El hombre con la comida para perros estaba saliendo. La chica de la caja ya trabajaba, deslizando los dedos de una mano sobre el teclado mientras con la otra atraía hacia sí los paquetes de Stephen. Al recoger el salmón del carrito, miró a Kate y guiñó un ojo. Ella le imitó, pero desmañadamente, arrugando la nariz y cerrando ambos ojos. Puso el salmón en la cinta y le pidió a la cajera una bolsa. Ella buscó bajo un estante y sacó una. El la tomó y se volvió. Kate había desaparecido. No había nadie en la cola detrás de él. Empujó sin prisas el carrito pensando que estaría escondida al final del mostrador. Luego dio varios pasos y miró en dirección al único pasillo que ella podía haber alcanzado. Retrocedió y miró a derecha e izquierda. A un lado había hileras de compradores y al otro un espacio vacío, luego las barras giratorias cromadas y más allá las puertas automáticas que daban a la calle. Es posible que hubiera una figura con abrigo alejándose aprisa, pero en ese momento Stephen buscaba una niña de tres años, y su temor más inmediato era el tráfico.

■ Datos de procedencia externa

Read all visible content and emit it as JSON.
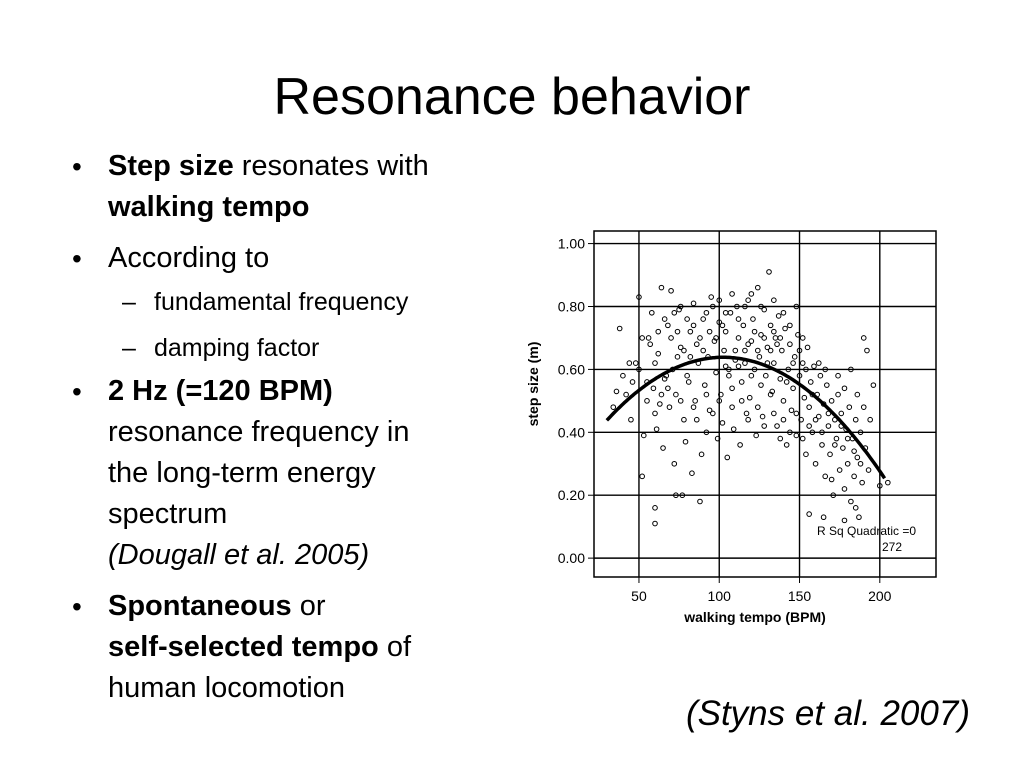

Era una ansiedad teórica y precavida. Mientras se abría paso a empujones entre los clientes y emergía a la ancha acera, sabía que no iba a encontrarla allí. Kate no era de esa clase de aventureros. No era de las que se perdían. Además, era demasiado sociable y prefería la compañía de quien estuviera con ella. Por otra parte la aterrorizaba la calle. Dio media vuelta y se tranquilizó. Tenía que estar en el súper y allí no podía correr verdadero peligro. Esperaba verla aparecer por detrás de las filas de clientes ante las cajas. Era fácil pasar por alto a un niño en la primera oleada de preocupación, buscar demasiado y sin fijarse bien. Sin embargo, al regresar seguía sintiendo una náusea y un endurecimiento en la garganta, y una desagradable ligereza en los pies. Cuando recorrió todas las cajas, ignorando a la chica de la suya que trataba de llamarle la atención, irritada, sintió frío en la boca del estómago. Corriendo controladamente —aún no había llegado al punto en que no le importaría parecer un atolondrado— recorrió todos los pasillos entre montañas de naranjas, rollos de papel higiénico y sopas. Hasta que no regresó al punto de partida, no abandonó el decoro: hinchó los oprimidos pulmones y llamó a Kate a gritos.